ABSTRACT

The development of a total organic carbon log will open the way for a new quantitative approach to wireline source rock evaluation. The derivation of the total organic carbon profile will provide the opportunity to make a preliminary survey of the well for organic-rich shales. This survey can provide a solid basis for sample selection, and it should reduce the number of cuttings or samples taken for preliminary laboratory analysis. It will also provide a rapid means of zoning and evacuating the well in terms of source rock richness which will in turn be valuable data for basin analysis. The method for deriving total organic carbon uses log measurements of carbon-oxygen ratio and density porosity.
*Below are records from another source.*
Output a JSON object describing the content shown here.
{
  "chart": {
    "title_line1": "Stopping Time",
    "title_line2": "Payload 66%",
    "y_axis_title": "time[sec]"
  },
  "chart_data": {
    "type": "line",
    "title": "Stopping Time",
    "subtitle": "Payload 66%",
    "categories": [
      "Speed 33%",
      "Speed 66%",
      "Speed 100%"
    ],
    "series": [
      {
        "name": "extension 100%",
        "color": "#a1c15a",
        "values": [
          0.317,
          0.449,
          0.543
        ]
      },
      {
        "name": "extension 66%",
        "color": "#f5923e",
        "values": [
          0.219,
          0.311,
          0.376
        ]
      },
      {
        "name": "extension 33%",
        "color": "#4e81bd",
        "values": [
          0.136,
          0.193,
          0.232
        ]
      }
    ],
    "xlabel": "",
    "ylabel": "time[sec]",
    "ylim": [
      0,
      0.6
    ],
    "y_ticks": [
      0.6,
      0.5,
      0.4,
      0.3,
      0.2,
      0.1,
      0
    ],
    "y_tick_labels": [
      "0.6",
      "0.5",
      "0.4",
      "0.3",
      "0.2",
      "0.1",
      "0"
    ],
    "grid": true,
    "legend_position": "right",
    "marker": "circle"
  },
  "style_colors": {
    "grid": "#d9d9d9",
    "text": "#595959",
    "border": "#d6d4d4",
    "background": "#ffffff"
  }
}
The model partitions the formation into a solid and a pore space on the basis of density porosity and then treats the solid as minerals and treats the pore space as water. The environmentally-corrected carbon-oxygen ratio is multiplied by an approximation of the formation oxygen to obtain formation carbon. In formations containing carbonate minerals the inorganic carbon content is estimated and subtracted from the total carbon to provide total organic carbon. This approach is quite different from the current practice of using some combination of gamma ray, sonic, resistivity, neutron, and density logs to either identify or quantify organic matter in potential source beds. Its advantages are:

  1. it is sensitive to very low amounts of organic carbon,

  2. it does not require calibration with core data on either a single well or regional basis, and

  3. it does not require extensive log interpretation to produce an answer.